More ex-workers cite irregularities at D.C. AIDS nonprofit
Wednesday, January 13, 2010
Three former employees of a troubled nonprofit agency that was awarded more than $1 million in District AIDS funding say their boss routinely doctored pay stubs and other records to draw money from city government.
They said they discovered the inconsistencies during a turbulent stint last year at Hill's Community Residential Support Services, which had been collecting city money to house women with HIV since 2004. The former employees also said the program lacked staff, food, therapy and support services, forcing ailing boarders to fend for themselves even as the city was cutting checks to pay for their care.
"I was there for 3 1/2 months," said former Hill's Community program director William Kelly. "It felt like years."
In October, The Washington Post detailed a string of problems at the program, including chronic staff turnover, poor building conditions, double-billing for salaries and questionable expenses for such things as jewelry, flowers and suede gloves. Former supervisor Anita Boardley told The Post at the time that the head of Hill's Community, Marilyn Hill, had billed the city for nonexistent employees, creating records at a Staples store in Maryland.

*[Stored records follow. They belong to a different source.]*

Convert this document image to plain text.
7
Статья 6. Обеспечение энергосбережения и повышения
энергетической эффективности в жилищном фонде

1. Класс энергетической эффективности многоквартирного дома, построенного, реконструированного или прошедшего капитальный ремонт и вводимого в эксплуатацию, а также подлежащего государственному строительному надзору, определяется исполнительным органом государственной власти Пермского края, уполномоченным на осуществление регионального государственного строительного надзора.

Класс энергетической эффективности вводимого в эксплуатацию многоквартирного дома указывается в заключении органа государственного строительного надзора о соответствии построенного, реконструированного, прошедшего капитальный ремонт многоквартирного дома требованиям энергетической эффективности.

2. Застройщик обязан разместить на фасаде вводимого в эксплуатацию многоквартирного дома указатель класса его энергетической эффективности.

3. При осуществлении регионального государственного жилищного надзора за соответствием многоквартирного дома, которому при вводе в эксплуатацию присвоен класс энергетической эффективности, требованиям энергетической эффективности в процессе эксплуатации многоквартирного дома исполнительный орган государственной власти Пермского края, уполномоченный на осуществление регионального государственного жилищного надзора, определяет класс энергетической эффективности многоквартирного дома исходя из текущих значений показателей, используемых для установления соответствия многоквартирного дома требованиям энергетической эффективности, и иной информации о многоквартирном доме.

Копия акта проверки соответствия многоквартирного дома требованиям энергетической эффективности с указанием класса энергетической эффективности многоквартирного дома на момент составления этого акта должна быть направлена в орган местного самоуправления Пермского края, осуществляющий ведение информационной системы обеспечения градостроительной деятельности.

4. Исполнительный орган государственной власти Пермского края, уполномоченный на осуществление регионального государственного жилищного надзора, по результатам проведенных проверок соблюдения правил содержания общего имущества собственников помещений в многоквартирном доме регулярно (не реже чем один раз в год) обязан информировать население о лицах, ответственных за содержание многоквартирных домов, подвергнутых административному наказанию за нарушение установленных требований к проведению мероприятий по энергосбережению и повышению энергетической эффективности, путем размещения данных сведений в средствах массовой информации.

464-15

Since then, Kelly and two other former Hill's employees, counselor Carolyn McSwain and program assistant Lakisha Goldsberry, have stepped forward to provide The Post with new details about the program, which has recently closed. A fourth former employee, AIDS advocate Raymond S. Blanks, also described the lack of services, saying, "It was just a tragedy. Those women were really left in the wilderness without a paddle."
Hill attributed the allegations to disgruntled employees. She said she worked hard to maintain a well-run program and never falsified records or skirted the law.
"I've done my best with all of the clients who have come in and out of my facility, nothing but the best," said Hill, speaking publicly for the first time since her program closed. "I have never done anything wrong. It's just not who I am."
Kelly, who has a master's degree in social work, said he and his colleagues began to question the bills at Hill's Community soon after they were hired in late 2008, about the time the program received a $300,000 grant from the D.C. Health Department's HIV/AIDS Administration to provide beds and support services for eight women at a house on Warder Street Northwest.
One budget showed Hill had earmarked $126,000 from the grant to cover salaries. But Kelly and his colleagues said employees were paid irregularly, if at all.
Kelly said Hill would give him paychecks to issue to the staff but demand that employees not cash them. "There was no money to cover the checks," he said.
He said Hill needed the checks to prove to the city that she had paid her employees; she would submit copies to the HIV/AIDS Administration for reimbursement. Kelly, McSwain and Goldsberry provided several of the uncashed checks to The Post. Kelly said Hill would eventually pay her staff with money orders.
But Kelly, McSwain and Goldsberry said they are still owed money for past work. They also said the pay stubs that Hill issued to the staff were bogus, with randomly calculated tax deductions.